Urinary symptoms are closely linked. About 70% of postmenopausal women connect the onset of bladder issues to their final menstrual period. Roughly half experience stress incontinence (leaking when coughing, sneezing, or exercising), and about 20% deal with significant urgency. A pan-European study of 3,000 women between the ages of 55 and 75 found that 30% had ongoing urogenital symptoms.

Bone and Heart Health

Estrogen helps maintain bone density throughout your reproductive years. Once levels drop, bone loss accelerates. Women lose up to 10% of their bone density in the first five years after menopause, which is why the risk of osteoporosis and fractures rises significantly in the postmenopausal years. Weight-bearing exercise, adequate calcium and vitamin D, and in some cases medication can help slow this loss.

Heart health shifts, too. Menopause independently changes your cholesterol profile in ways that promote artery disease. Total cholesterol rises by 10 to 14%, LDL (“bad”) cholesterol climbs by 14 to 19%, and HDL (“good”) cholesterol, which peaks during perimenopause, begins to lose its protective function. The walls of arteries also thicken at an accelerated rate during late perimenopause. These changes help explain why cardiovascular disease risk rises noticeably after menopause, even when other risk factors like weight and blood pressure stay the same.

Mood, Sleep, and Mental Health

The change of life isn’t purely physical. Perimenopause carries a measurably higher risk for depression and anxiety, even in women with no prior history of mood disorders. The Penn Ovarian Aging Study found a four-fold increase in depression among women going through the menopausal transition compared to their pre-menopausal years. Separately, the Study of Women’s Health Across the Nation found that being perimenopausal more than doubled the risk of depression during follow-up. Anxiety symptoms tend to persist into the postmenopausal years for some women.

These mood changes are driven partly by hormonal fluctuations and partly by the sleep disruption that night sweats cause. Chronic poor sleep compounds irritability, difficulty concentrating, and low mood. Many women describe feeling like a different person during this stretch, and recognizing that these shifts have a biological basis can be reassuring.

Managing Symptoms

Hormone therapy remains the most effective treatment for hot flashes and is generally recommended for women within 10 years of their final menstrual period who don’t have specific risk factors that rule it out. Beyond hot flashes, hormone therapy can help protect bone density and relieve vaginal dryness. The decision is individual and depends on your health history, the severity of your symptoms, and how they affect your daily life.
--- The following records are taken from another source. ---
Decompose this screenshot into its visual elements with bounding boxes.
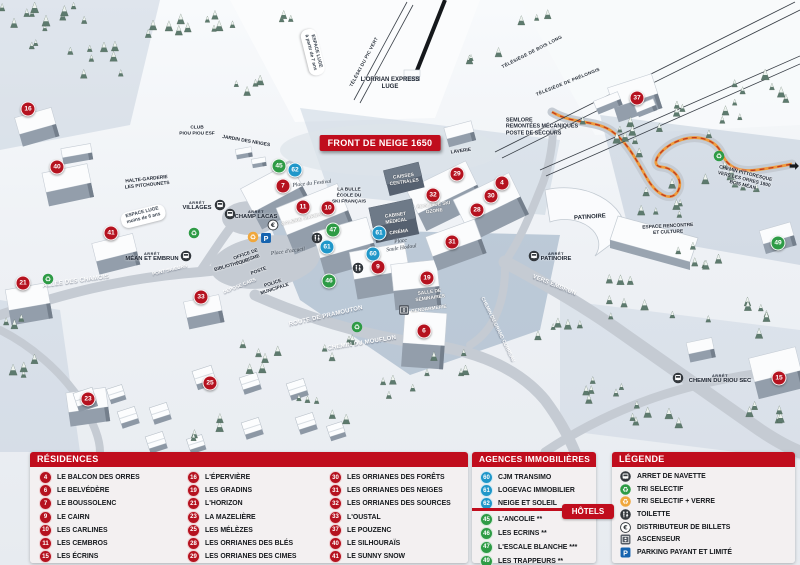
map-label: CABINET MÉDICAL <box>384 212 407 226</box>
item-number-badge: 4 <box>39 471 52 484</box>
legend-item: ♻TRI SELECTIF + VERRE <box>620 495 732 508</box>
map-label: VERS EMBRUN <box>531 274 577 298</box>
legend-item: TOILETTE <box>620 508 732 521</box>
map-marker-47: 47 <box>326 223 341 238</box>
euro-icon: € <box>268 220 279 231</box>
svg-text:♻: ♻ <box>250 232 256 241</box>
item-label: LE BOUSSOLENC <box>57 500 116 507</box>
map-label: LA BULLE ÉCOLE DU SKI FRANÇAIS <box>332 187 366 204</box>
map-marker-61: 61 <box>320 240 335 255</box>
map-marker-31: 31 <box>445 235 460 250</box>
recycle-yellow-icon: ♻ <box>620 496 631 507</box>
bus-icon <box>673 373 684 384</box>
bus-stop-label: ARRÊTVILLAGES <box>183 201 212 211</box>
item-label: LE SILHOURAÏS <box>347 540 400 547</box>
map-label: POSTE <box>250 267 267 278</box>
map-label: PONT SKIEURS <box>152 264 188 278</box>
map-label: DÉPOSE CARS <box>223 278 258 296</box>
bus-stop-label: ARRÊTMÉAN ET EMBRUN <box>125 252 178 262</box>
map-marker-6: 6 <box>417 324 432 339</box>
item-number-badge: 28 <box>187 537 200 550</box>
list-item: 32LES ORRIANES DES SOURCES <box>329 497 451 510</box>
legend-label: ARRET DE NAVETTE <box>637 473 706 480</box>
item-label: LES CEMBROS <box>57 540 108 547</box>
list-item: 49LES TRAPPEURS ** <box>480 554 577 565</box>
hotels-tab-title: HÔTELS <box>562 504 614 519</box>
legend-label: TRI SELECTIF + VERRE <box>637 498 715 505</box>
lift-icon <box>620 534 631 545</box>
list-item: 47L'ESCALE BLANCHE *** <box>480 541 577 555</box>
map-label: CAISSES CENTRALES <box>389 172 420 187</box>
map-marker-32: 32 <box>426 188 441 203</box>
item-number-badge: 29 <box>187 550 200 563</box>
bus-icon <box>225 209 236 220</box>
front-de-neige-banner: FRONT DE NEIGE 1650 <box>320 135 441 151</box>
item-label: LES MÉLÈZES <box>205 527 253 534</box>
map-marker-11: 11 <box>296 200 311 215</box>
item-number-badge: 9 <box>39 511 52 524</box>
item-number-badge: 49 <box>480 555 493 565</box>
map-label: CLUB PIOU PIOU ESF <box>179 125 214 137</box>
item-label: LES ORRIANES DES BLÉS <box>205 540 293 547</box>
item-number-badge: 19 <box>187 484 200 497</box>
list-item: 7LE BOUSSOLENC <box>39 497 140 510</box>
residences-panel-title: RÉSIDENCES <box>30 452 468 467</box>
map-label: TÉLÉSIÈGE DE BOIS LONG <box>501 34 563 69</box>
list-item: 46LES ECRINS ** <box>480 527 577 541</box>
legend-label: DISTRIBUTEUR DE BILLETS <box>637 524 730 531</box>
map-label: GENDARMERIE <box>411 305 447 316</box>
residences-column-1: 4LE BALCON DES ORRES6LE BELVÉDÈRE7LE BOU… <box>39 471 140 563</box>
resort-map-page: FRONT DE NEIGE 1650 16404121332325456271… <box>0 0 800 565</box>
list-item: 30LES ORRIANES DES FORÊTS <box>329 471 451 484</box>
bus-stop-name: CHEMIN DU RIOU SEC <box>689 378 751 384</box>
item-label: LES TRAPPEURS ** <box>498 558 563 565</box>
item-number-badge: 40 <box>329 537 342 550</box>
item-number-badge: 33 <box>329 511 342 524</box>
lift-icon <box>399 305 410 316</box>
item-label: L'ESCALE BLANCHE *** <box>498 544 577 551</box>
item-number-badge: 31 <box>329 484 342 497</box>
list-item: 60CJM TRANSIMO <box>480 471 575 484</box>
bus-stop-name: PATINOIRE <box>541 256 572 262</box>
list-item: 11LES CEMBROS <box>39 537 140 550</box>
map-marker-46: 46 <box>322 274 337 289</box>
list-item: 21L'HORIZON <box>187 497 297 510</box>
map-label: CINÉMA <box>389 229 409 237</box>
map-label: SALLE DE SÉMINAIRES <box>414 288 445 304</box>
map-label: HALTE-GARDERIE LES PITCHOUNETS <box>124 175 170 191</box>
map-label: Place d'accueil <box>271 246 306 257</box>
parking-icon: P <box>261 233 272 244</box>
list-item: 37LE POUZENC <box>329 524 451 537</box>
map-label: JARDIN DES NEIGES <box>222 135 271 149</box>
svg-text:€: € <box>622 524 627 531</box>
map-label: PATINOIRE <box>574 213 606 222</box>
bus-stop-label: ARRÊTCHEMIN DU RIOU SEC <box>689 374 751 384</box>
residences-panel: RÉSIDENCES 4LE BALCON DES ORRES6LE BELVÉ… <box>30 452 468 563</box>
item-number-badge: 15 <box>39 550 52 563</box>
item-label: LES CARLINES <box>57 527 108 534</box>
list-item: 6LE BELVÉDÈRE <box>39 484 140 497</box>
list-item: 23LA MAZELIÈRE <box>187 511 297 524</box>
list-item: 31LES ORRIANES DES NEIGES <box>329 484 451 497</box>
list-item: 19LES GRADINS <box>187 484 297 497</box>
map-label: CHEMIN PITTORESQUE VERS LES ORRES 1800 B… <box>715 165 772 195</box>
item-number-badge: 61 <box>480 484 493 497</box>
item-label: LE CAIRN <box>57 514 90 521</box>
map-label: ESPACE LUGE moins de 6 ans <box>119 203 166 229</box>
recycle-yellow-icon: ♻ <box>248 232 259 243</box>
svg-text:♻: ♻ <box>622 497 628 506</box>
bus-stop-label: ARRÊTPATINOIRE <box>541 252 572 262</box>
list-item: 15LES ÉCRINS <box>39 550 140 563</box>
item-number-badge: 41 <box>329 550 342 563</box>
svg-text:♻: ♻ <box>354 322 360 331</box>
map-marker-29: 29 <box>450 167 465 182</box>
map-marker-10: 10 <box>321 201 336 216</box>
svg-text:♻: ♻ <box>45 274 51 283</box>
legende-list: ARRET DE NAVETTE♻TRI SELECTIF♻TRI SELECT… <box>620 470 732 559</box>
item-label: LOGEVAC IMMOBILIER <box>498 487 575 494</box>
legend-label: TRI SELECTIF <box>637 486 683 493</box>
list-item: 10LES CARLINES <box>39 524 140 537</box>
residences-column-3: 30LES ORRIANES DES FORÊTS31LES ORRIANES … <box>329 471 451 563</box>
item-label: LE SUNNY SNOW <box>347 553 405 560</box>
legend-item: ASCENSEUR <box>620 533 732 546</box>
map-marker-21: 21 <box>16 276 31 291</box>
map-label: CHEMIN DU MOUFLON <box>327 335 397 353</box>
map-marker-15: 15 <box>772 371 787 386</box>
item-label: L'ÉPERVIÈRE <box>205 474 250 481</box>
map-marker-4: 4 <box>495 176 510 191</box>
recycle-green-icon: ♻ <box>43 274 54 285</box>
map-marker-16: 16 <box>21 102 36 117</box>
list-item: 40LE SILHOURAÏS <box>329 537 451 550</box>
legende-panel-title: LÉGENDE <box>612 452 795 467</box>
item-number-badge: 45 <box>480 513 493 526</box>
map-label: LAVERIE <box>450 148 471 157</box>
map-marker-37: 37 <box>630 91 645 106</box>
map-label: CHEMIN DU GRAND CORREAU <box>479 297 516 364</box>
map-marker-23: 23 <box>81 392 96 407</box>
list-item: 28LES ORRIANES DES BLÉS <box>187 537 297 550</box>
item-label: LES ORRIANES DES FORÊTS <box>347 474 445 481</box>
item-number-badge: 7 <box>39 497 52 510</box>
item-label: L'OUSTAL <box>347 514 381 521</box>
item-label: LES ÉCRINS <box>57 553 98 560</box>
map-marker-28: 28 <box>470 203 485 218</box>
map-marker-61: 61 <box>372 226 387 241</box>
bus-icon <box>620 471 631 482</box>
map-label: Place Saule Hodoul <box>385 236 417 254</box>
item-number-badge: 25 <box>187 524 200 537</box>
item-label: LES ORRIANES DES CIMES <box>205 553 297 560</box>
map-label: SEMLORE REMONTÉES MÉCANIQUES POSTE DE SE… <box>506 117 578 136</box>
item-number-badge: 30 <box>329 471 342 484</box>
item-number-badge: 11 <box>39 537 52 550</box>
legend-item: ♻TRI SELECTIF <box>620 483 732 496</box>
list-item: 33L'OUSTAL <box>329 511 451 524</box>
list-item: 25LES MÉLÈZES <box>187 524 297 537</box>
recycle-green-icon: ♻ <box>189 228 200 239</box>
map-label: L'ORRIAN EXPRESS LUGE <box>361 77 420 91</box>
item-number-badge: 32 <box>329 497 342 510</box>
item-number-badge: 37 <box>329 524 342 537</box>
item-number-badge: 46 <box>480 527 493 540</box>
legende-panel: LÉGENDE ARRET DE NAVETTE♻TRI SELECTIF♻TR… <box>612 452 795 563</box>
map-label: TÉLÉSIÈGE DE PRÉLONGIS <box>535 67 600 98</box>
legend-item: ARRET DE NAVETTE <box>620 470 732 483</box>
arrow-right-icon <box>789 161 800 172</box>
item-label: CJM TRANSIMO <box>498 474 551 481</box>
map-marker-25: 25 <box>203 376 218 391</box>
parking-icon: P <box>620 547 631 558</box>
legend-label: TOILETTE <box>637 511 670 518</box>
map-marker-33: 33 <box>194 290 209 305</box>
map-marker-30: 30 <box>484 189 499 204</box>
map-marker-40: 40 <box>50 160 65 175</box>
map-marker-41: 41 <box>104 226 119 241</box>
map-marker-9: 9 <box>371 260 386 275</box>
item-label: LA MAZELIÈRE <box>205 514 256 521</box>
map-marker-7: 7 <box>276 179 291 194</box>
item-label: LES GRADINS <box>205 487 252 494</box>
svg-text:€: € <box>270 222 275 229</box>
map-label: ÉCOLE DE SKI OZONE <box>416 201 451 217</box>
item-label: LES ECRINS ** <box>498 530 547 537</box>
map-label: ESPACE LUGE à partir de 7 ans <box>300 27 326 76</box>
wc-icon <box>620 509 631 520</box>
wc-icon <box>353 263 364 274</box>
svg-text:P: P <box>623 549 628 557</box>
euro-icon: € <box>620 522 631 533</box>
item-number-badge: 16 <box>187 471 200 484</box>
list-item: 29LES ORRIANES DES CIMES <box>187 550 297 563</box>
item-label: L'HORIZON <box>205 500 243 507</box>
agences-list: 60CJM TRANSIMO61LOGEVAC IMMOBILIER62NEIG… <box>480 471 575 511</box>
item-number-badge: 10 <box>39 524 52 537</box>
bus-icon <box>529 251 540 262</box>
list-item: 9LE CAIRN <box>39 511 140 524</box>
list-item: 41LE SUNNY SNOW <box>329 550 451 563</box>
list-item: 61LOGEVAC IMMOBILIER <box>480 484 575 497</box>
item-label: LES ORRIANES DES SOURCES <box>347 500 451 507</box>
bus-stop-name: VILLAGES <box>183 205 212 211</box>
bus-stop-name: MÉAN ET EMBRUN <box>125 256 178 262</box>
svg-text:♻: ♻ <box>191 228 197 237</box>
item-label: LE BALCON DES ORRES <box>57 474 140 481</box>
map-label: ESPACE RENCONTRE ET CULTURE <box>642 223 694 237</box>
hotels-list: 45L'ANCOLIE **46LES ECRINS **47L'ESCALE … <box>480 513 577 565</box>
item-label: L'ANCOLIE ** <box>498 516 542 523</box>
recycle-green-icon: ♻ <box>620 484 631 495</box>
recycle-green-icon: ♻ <box>714 151 725 162</box>
legend-label: ASCENSEUR <box>637 536 680 543</box>
agences-panel-title: AGENCES IMMOBILIÈRES <box>472 452 596 467</box>
svg-text:P: P <box>264 235 269 243</box>
recycle-green-icon: ♻ <box>352 322 363 333</box>
item-number-badge: 23 <box>187 511 200 524</box>
map-marker-62: 62 <box>288 163 303 178</box>
legend-item: PPARKING PAYANT ET LIMITÉ <box>620 546 732 559</box>
item-label: LE BELVÉDÈRE <box>57 487 109 494</box>
item-label: NEIGE ET SOLEIL <box>498 500 557 507</box>
item-label: LES ORRIANES DES NEIGES <box>347 487 443 494</box>
item-label: LE POUZENC <box>347 527 391 534</box>
bus-icon <box>181 251 192 262</box>
map-marker-19: 19 <box>420 271 435 286</box>
item-number-badge: 6 <box>39 484 52 497</box>
map-marker-49: 49 <box>771 236 786 251</box>
map-marker-45: 45 <box>272 159 287 174</box>
map-label: OFFICE DE TOURISME <box>233 248 261 268</box>
legend-label: PARKING PAYANT ET LIMITÉ <box>637 549 732 556</box>
item-number-badge: 47 <box>480 541 493 554</box>
map-label: Place du Festival <box>292 179 332 190</box>
list-item: 16L'ÉPERVIÈRE <box>187 471 297 484</box>
item-number-badge: 60 <box>480 471 493 484</box>
svg-text:♻: ♻ <box>622 484 628 493</box>
map-label: POLICE MUNICIPALE <box>258 277 290 297</box>
list-item: 4LE BALCON DES ORRES <box>39 471 140 484</box>
svg-text:♻: ♻ <box>716 151 722 160</box>
residences-column-2: 16L'ÉPERVIÈRE19LES GRADINS21L'HORIZON23L… <box>187 471 297 563</box>
legend-item: €DISTRIBUTEUR DE BILLETS <box>620 521 732 534</box>
item-number-badge: 21 <box>187 497 200 510</box>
For women who can’t or prefer not to use hormones, the FDA approved a non-hormonal prescription medication called fezolinetant (brand name Veozah) in 2023. It works by blocking a receptor in the brain involved in temperature regulation, directly targeting the mechanism behind hot flashes rather than replacing estrogen. Clinical trials showed meaningful reductions in both the frequency and severity of moderate to severe hot flashes over 12 weeks.

Lifestyle factors also make a real difference. Regular exercise, particularly strength training and weight-bearing activity, supports bone health, improves sleep, and helps stabilize mood. Keeping your bedroom cool and wearing breathable fabrics can reduce the impact of night sweats. Vaginal moisturizers used regularly (not just during sex) help maintain tissue health, and water-based lubricants address dryness during intercourse. For more significant vaginal or urinary symptoms, low-dose vaginal estrogen delivers the hormone locally without the systemic effects of oral therapy.

Early Menopause

Some women experience menopause before 40, known as premature menopause. This can result from chromosomal differences, autoimmune conditions, surgical removal of the ovaries, or causes that are never identified. Early menopause carries the same symptoms but brings additional concerns: a longer lifetime exposure to low estrogen means greater cumulative risk for bone loss and cardiovascular disease. Women who reach menopause early typically benefit from hormone therapy at least until the typical age of natural menopause to offset those risks.